When science collides with poetry

As summer comes to a close, I feel grateful for exploring marshes, seeing eagles and hummingbirds, and swimming in a warm Lake Michigan. But still, there have been violent storms, wildfires, and sand dune erosion that I’ve also experienced. Our climate is changing and nature is reacting, in ways large and small, in ways we can’t even see or explain. That’s why I’m so fascinated now with a particular form of writing that hopes to give words to what we otherwise might not be able to say.

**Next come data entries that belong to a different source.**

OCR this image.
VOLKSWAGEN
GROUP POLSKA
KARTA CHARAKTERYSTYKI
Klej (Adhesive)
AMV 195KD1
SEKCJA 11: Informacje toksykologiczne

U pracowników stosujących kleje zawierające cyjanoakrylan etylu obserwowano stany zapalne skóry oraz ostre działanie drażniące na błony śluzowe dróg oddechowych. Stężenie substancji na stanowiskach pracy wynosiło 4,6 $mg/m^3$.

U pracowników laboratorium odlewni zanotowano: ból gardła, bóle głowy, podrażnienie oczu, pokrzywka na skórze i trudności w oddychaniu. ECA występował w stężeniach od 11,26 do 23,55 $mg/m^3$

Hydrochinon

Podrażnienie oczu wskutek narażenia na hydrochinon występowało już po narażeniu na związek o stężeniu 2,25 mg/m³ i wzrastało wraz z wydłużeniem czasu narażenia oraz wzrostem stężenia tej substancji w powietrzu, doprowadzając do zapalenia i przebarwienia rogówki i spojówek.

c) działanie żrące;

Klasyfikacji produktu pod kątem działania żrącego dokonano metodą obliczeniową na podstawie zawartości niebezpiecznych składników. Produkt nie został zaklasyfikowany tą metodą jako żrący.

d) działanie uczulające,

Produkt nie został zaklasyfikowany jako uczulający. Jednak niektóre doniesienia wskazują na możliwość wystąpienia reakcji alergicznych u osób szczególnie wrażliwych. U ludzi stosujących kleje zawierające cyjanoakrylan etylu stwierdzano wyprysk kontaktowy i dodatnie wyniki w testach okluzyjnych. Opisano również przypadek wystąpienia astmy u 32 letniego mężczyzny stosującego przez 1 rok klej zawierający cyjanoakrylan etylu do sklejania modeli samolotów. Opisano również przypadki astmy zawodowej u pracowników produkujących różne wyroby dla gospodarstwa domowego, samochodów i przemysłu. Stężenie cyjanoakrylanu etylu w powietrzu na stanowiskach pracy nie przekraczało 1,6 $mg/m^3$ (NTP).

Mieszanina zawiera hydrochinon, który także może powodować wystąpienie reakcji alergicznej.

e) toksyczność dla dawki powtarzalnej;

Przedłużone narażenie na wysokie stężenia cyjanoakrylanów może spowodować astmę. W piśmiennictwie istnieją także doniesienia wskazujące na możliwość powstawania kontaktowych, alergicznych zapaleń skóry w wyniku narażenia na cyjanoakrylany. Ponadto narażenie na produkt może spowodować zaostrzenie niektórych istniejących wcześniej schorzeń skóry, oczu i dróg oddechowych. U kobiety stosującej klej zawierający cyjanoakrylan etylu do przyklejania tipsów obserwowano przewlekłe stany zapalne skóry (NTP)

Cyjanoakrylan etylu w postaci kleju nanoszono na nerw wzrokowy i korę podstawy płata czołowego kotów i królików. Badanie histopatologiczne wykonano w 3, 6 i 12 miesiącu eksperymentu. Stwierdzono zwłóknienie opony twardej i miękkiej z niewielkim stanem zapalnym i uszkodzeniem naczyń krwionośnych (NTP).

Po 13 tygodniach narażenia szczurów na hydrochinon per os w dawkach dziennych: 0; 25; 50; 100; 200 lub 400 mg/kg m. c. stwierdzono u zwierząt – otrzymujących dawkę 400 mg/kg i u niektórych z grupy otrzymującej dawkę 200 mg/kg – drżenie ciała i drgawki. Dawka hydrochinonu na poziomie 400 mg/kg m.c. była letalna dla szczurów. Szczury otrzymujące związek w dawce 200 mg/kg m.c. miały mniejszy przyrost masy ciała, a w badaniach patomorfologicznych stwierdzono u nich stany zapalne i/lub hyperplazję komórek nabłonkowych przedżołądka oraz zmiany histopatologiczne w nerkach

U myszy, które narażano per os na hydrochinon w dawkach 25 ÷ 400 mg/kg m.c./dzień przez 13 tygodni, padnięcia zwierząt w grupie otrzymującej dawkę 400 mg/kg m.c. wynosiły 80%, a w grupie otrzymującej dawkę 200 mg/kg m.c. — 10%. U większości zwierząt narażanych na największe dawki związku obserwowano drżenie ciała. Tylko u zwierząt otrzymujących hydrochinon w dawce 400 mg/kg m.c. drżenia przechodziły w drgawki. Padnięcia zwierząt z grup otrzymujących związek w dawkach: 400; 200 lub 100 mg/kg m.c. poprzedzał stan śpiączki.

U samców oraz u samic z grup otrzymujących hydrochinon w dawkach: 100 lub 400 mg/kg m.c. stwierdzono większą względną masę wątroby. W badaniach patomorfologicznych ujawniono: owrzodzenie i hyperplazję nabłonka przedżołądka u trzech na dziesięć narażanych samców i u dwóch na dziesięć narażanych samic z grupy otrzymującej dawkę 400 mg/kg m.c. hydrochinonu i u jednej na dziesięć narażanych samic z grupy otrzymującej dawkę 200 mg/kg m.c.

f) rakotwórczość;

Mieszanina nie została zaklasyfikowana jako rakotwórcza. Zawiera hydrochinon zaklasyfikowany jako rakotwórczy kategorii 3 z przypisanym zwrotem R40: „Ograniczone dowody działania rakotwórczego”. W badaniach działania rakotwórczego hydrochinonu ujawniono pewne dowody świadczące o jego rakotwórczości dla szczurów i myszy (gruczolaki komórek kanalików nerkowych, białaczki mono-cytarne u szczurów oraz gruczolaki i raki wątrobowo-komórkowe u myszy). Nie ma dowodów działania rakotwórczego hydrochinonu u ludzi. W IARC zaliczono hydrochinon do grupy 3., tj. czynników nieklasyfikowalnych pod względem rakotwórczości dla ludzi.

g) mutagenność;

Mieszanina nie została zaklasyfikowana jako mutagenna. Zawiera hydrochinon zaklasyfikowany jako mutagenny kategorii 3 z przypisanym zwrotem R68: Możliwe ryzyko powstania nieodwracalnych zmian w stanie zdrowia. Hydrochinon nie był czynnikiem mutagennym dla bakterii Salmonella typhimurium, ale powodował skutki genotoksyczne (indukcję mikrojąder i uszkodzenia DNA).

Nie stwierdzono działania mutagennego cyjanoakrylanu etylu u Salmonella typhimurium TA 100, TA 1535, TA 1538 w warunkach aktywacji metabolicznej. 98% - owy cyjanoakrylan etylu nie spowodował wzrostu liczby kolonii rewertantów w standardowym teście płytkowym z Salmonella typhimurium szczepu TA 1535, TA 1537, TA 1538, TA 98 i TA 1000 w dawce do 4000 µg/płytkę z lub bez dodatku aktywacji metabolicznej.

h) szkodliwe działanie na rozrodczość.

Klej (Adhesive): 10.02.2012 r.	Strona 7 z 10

“The science of climate change is unequivocal. Its negative social and financial consequences are clear, dire, and exponential.... And yet we have been unable to effect change at the necessary scale. We have failed, somehow, to humanize this issue.... A good poem reminds us of our shared humanity. A good poem will string words together like pearls and connect us, shock us out of our usual tropes. A good poem reminds us of everything we share and everything we put at risk.” —Treehouse Investments, in a Q&A about the Treehouse Climate Action Poem Prize

Climate change poetry, sometimes also called Ecopoetry, is a subgenre of Documentary Poetry. You’ll find verse on winds and rains, icebergs and volcanoes, roots and leaves, burrowing creatures and insects. And, if you are writing this kind of poetry yourself, you can submit it to the poetry prize competition, open now, above. We talk about this kind of poetry in the show we are re-airing this weekend, “Docupoetry,” It’s true verse, beautiful and terrifying, art born from a startling reality.